The short scene at the start of Act Two may be among the best Bennett has ever written. A granny dies suddenly, and her daughter and her son-in-law arrive to collect the sad contents of her locker: a half-consumed bottle of Lucozade and a slice of rhubarb crumble wrapped in tissue paper ‘for later’. Bennett turns these tawdry relics into a dazzling passage of macabre comedy.

And he offers us a terrific range of quirky characters. Simon Williams, looking like Oscar Wilde left out in the snow, plays a distinguished grammarian who gives English lessons to foreign doctors. Deborah Findlay plays the steely Sister Gilchrist whose love of the NHS has driven her half-mad. Peter Forbes works wonders as the oily hospital boss, Salter, a smug oaf whose pomposity is tempered by a certain daintiness and vulnerability. To help save his hospital, Salter coins a progressive soundbite which he hopes will summarise its values. ‘Yesterday is the new tomorrow.’ I should add that my ardour for Bennett is cooler than the national average and I particularly disliked The History Boys which, rather weirdly, seemed to champion schoolroom paedophiles. But this is one of Bennett’s finest efforts. At 150 minutes, it’s over-long for a comedy and the co-ordinated disco dances are an indulgence too far. Nevertheless, the Bridge has finally found the hit it needs. With a cast of 25, it’s unlikely to tour. See it here.
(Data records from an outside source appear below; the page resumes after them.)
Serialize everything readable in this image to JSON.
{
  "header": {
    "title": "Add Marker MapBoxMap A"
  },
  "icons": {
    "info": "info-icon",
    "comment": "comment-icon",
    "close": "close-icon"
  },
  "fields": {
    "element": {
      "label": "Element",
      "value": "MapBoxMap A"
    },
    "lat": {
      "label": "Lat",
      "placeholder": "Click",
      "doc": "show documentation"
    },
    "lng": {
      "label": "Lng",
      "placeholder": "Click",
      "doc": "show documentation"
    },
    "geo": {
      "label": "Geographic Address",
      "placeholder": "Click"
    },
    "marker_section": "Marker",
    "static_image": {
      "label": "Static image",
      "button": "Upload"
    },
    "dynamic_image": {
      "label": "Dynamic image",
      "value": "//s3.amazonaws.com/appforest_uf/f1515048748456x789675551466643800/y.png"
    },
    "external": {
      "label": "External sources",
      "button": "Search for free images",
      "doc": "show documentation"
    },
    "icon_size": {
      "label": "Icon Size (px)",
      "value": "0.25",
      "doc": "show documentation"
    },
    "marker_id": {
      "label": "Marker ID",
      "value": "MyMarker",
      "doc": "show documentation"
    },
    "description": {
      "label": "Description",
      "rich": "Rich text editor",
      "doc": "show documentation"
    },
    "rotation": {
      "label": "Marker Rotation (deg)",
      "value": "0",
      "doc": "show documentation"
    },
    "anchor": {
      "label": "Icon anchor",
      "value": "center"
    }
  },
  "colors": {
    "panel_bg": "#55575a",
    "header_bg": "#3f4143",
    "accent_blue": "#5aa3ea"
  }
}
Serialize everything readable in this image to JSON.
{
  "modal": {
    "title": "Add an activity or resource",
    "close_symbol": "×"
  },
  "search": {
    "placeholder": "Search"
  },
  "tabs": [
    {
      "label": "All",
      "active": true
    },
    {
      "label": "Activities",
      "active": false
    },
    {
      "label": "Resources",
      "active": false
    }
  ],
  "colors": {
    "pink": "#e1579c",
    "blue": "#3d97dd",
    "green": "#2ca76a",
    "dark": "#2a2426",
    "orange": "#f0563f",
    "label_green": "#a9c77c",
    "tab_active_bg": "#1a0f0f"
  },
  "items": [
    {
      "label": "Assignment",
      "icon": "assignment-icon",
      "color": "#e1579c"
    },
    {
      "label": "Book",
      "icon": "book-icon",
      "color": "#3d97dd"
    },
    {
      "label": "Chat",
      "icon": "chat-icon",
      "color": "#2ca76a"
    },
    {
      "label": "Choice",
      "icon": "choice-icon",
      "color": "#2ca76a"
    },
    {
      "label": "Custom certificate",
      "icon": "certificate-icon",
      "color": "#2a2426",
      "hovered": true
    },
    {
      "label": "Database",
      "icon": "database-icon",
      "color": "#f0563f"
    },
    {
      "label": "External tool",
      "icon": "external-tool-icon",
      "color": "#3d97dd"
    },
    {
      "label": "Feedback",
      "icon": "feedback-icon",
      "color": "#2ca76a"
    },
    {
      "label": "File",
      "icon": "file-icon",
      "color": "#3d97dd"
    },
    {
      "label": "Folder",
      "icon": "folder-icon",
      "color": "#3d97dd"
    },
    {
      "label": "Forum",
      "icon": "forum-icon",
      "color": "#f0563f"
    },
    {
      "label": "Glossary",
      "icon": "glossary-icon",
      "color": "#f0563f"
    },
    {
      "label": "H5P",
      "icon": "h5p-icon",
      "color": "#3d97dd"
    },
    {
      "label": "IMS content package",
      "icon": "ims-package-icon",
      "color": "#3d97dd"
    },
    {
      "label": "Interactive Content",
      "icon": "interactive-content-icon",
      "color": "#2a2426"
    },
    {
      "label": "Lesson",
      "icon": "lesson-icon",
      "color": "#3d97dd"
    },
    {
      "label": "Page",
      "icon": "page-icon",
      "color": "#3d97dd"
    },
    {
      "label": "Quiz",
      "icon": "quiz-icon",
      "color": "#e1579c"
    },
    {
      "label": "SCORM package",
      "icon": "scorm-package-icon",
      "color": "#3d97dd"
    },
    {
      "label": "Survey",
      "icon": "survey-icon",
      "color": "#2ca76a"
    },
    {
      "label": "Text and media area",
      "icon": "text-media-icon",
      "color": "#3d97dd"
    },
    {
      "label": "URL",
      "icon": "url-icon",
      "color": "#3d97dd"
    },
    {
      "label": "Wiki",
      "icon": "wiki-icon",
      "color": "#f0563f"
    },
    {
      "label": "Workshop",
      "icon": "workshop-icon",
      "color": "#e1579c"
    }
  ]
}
A Monster Calls, from the best-selling novel by Patrick Ness, introduces us to 13-year-old Conor. Poor kid. He’s having a terrible time. His sick mum can’t cope. His runaway dad lives in America with a new family. His kindly grandmother invites him to stay but fussy Conor can’t bear her tidy house and its collection of precious antiques. School is worse. The staff are talentless dim-wits who have nothing to teach and many years in which to teach it. The playground teems with bullies and when they attack Conor he’s saved by a brave female pupil, but he rejects her help and sides with the thugs. This leaves him without a friend in the world. Well, no wonder.

There’s nothing to like about this whiny, talentless, ungrateful nonentity. We’re supposed to feel sorry for him because his mum keeps vomiting into a wok but there are worse fates than nursing a diseased parent. And he might show a bit of gratitude towards his gran (Selena Cadell, superb), but his rampant ego has destroyed any trace of decency or humility. He’s rescued by a dryad, or woodland spirit, which emerges from a yew-tree in his back garden. Visually, the spirit is ingeniously done with a cluster of gymnasium ropes to represent the trunk and the boughs. But the spirit himself, played by Stuart Goodwin, is a shouting, preening lager-lout. Like all the actors, he performs with a mike which destroys the intimacy and warmth of the theatrical experience. The moral of the tale appears to be that savagery is best answered with greater savagery. With the tree-spirit’s help, the bully is beaten half to death. When the list of his injuries is read out it sounds like an autopsy. I loathed every minute of this heartless, noisy ordeal but the show is not aimed at me. My 12-year-old son rated it ‘among the top five shows I’ve ever seen’. The roars at the curtain-call suggested that the audience agreed.